You can look back a few posts earlier where I cut the two mufflers and tail pipes out of basswood and them shaped them with a carving knife.  Today, I did a little extra detailing and painted them up.  I also carved a little gear shift lever that’s at the driver’s right paw.

I actually carved a couple of heat shields into the tailpipe.  These were simply there so that the passengers in the open cockpit didn’t inadvertently touch an elbow on a hot pipe.  They were typically perforated for better cooling, so I used the rounded tip of a Foredom tool to quickly put some dimples into the shields.

I also added a couple of small dowels to each pipe to locate it properly along and under the car.  Once I’ve applied the final sealing coat of urethane, I’ll epoxy these dowels and the general area around the dowel to the car.

The mufflers got several washes of mixtures of asphaltum brown and carbon black.  This was followed with some blotches of asphaltum, raw sienna and yellow ochre.  When this was all done, it started to look like a pipe that had gone through a few heating cycles and a few mud puddles!  I topped it off with a dry brushing of silver…a little heavier on the heat shield sections and a bit lighter on the rest of the pipe.

I still need to add a steering wheel, radiator cap, starter crank and some wheel hub nuts and then I think it’ll be ready for it’s seal coat of urethane.

Just click on the photos to make them bigger.

Some Dirt, Wear and Tear

Our little racer isn’t a show piece that stays in the garage, so we want it to look like it’s enjoyed.

To do that, I first used yellow ochre and raw sienna to highlight a few spots that have picked up some dirt along the roads.  I don’t actually paint this on in the usual sense.  I just put a small dab on the end of a brush and, after wiping a lot of it away on a paper towel, I rub the brush into a small area of the carving.  This ends up giving it a nice blended look rather than just a spot of paint.

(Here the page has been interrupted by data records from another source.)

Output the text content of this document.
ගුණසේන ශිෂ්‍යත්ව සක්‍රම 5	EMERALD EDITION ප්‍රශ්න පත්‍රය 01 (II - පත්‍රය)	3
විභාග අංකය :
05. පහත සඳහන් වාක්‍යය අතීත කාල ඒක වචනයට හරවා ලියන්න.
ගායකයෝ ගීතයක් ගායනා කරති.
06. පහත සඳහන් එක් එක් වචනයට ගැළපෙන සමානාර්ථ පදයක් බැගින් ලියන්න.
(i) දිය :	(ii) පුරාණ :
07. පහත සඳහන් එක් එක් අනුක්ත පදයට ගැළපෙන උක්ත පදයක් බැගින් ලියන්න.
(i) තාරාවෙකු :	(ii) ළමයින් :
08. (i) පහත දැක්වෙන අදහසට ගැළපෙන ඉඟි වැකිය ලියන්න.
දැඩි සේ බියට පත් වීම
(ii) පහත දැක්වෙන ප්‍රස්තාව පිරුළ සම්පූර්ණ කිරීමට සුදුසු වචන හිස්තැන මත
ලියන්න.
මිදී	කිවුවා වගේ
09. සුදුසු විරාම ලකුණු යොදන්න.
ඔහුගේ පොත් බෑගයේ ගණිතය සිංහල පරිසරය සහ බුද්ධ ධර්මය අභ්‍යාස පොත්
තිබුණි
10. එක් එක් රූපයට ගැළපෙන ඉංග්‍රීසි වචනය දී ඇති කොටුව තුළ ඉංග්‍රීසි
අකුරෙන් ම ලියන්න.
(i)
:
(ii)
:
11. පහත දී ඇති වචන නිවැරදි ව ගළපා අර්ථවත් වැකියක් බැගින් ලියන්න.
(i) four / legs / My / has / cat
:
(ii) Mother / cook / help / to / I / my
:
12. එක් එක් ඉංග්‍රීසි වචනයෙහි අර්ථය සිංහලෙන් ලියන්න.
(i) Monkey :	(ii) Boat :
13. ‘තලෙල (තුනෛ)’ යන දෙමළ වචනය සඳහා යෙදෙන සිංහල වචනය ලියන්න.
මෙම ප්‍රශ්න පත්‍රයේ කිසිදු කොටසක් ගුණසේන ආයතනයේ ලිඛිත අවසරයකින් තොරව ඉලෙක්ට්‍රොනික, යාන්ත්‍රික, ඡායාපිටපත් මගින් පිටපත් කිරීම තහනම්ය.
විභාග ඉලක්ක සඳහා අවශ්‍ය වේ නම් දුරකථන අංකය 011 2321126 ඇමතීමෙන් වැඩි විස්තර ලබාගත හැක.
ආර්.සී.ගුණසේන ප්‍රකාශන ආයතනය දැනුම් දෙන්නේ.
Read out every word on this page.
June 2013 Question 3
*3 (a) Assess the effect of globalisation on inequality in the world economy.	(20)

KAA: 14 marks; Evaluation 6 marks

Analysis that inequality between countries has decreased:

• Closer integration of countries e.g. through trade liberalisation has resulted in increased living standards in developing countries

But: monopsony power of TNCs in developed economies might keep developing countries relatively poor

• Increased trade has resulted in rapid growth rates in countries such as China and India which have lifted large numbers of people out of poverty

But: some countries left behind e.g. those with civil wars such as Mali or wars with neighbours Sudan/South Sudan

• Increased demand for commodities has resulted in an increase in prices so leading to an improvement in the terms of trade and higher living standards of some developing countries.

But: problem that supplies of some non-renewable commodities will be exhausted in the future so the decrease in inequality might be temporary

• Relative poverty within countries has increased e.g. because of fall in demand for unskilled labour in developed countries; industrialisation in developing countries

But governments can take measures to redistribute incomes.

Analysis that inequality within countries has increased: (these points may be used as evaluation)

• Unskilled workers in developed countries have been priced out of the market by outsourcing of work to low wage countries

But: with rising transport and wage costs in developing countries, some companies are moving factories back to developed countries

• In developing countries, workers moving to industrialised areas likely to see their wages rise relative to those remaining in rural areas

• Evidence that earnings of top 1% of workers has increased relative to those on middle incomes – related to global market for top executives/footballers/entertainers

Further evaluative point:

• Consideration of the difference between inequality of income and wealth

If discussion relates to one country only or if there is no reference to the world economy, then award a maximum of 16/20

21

Following that, I dry brush on a light beige by just lightly using the tips of the brush to catch the high points of the carving.  Again, very little paint is used on the brush and most is wiped off on a paper towel before touching the carving.  The brush is similar to the brush a woman would use to apply blush…be sure to use your wife’s if you’re brave.  This method gave the car a dusty and scuffed appearance…similar to how you’re going to look if you use your wife’s cosmetic brush.

What do you think?  Once I get the urethane final finish on the paint, the colours and highlights will get really enhanced.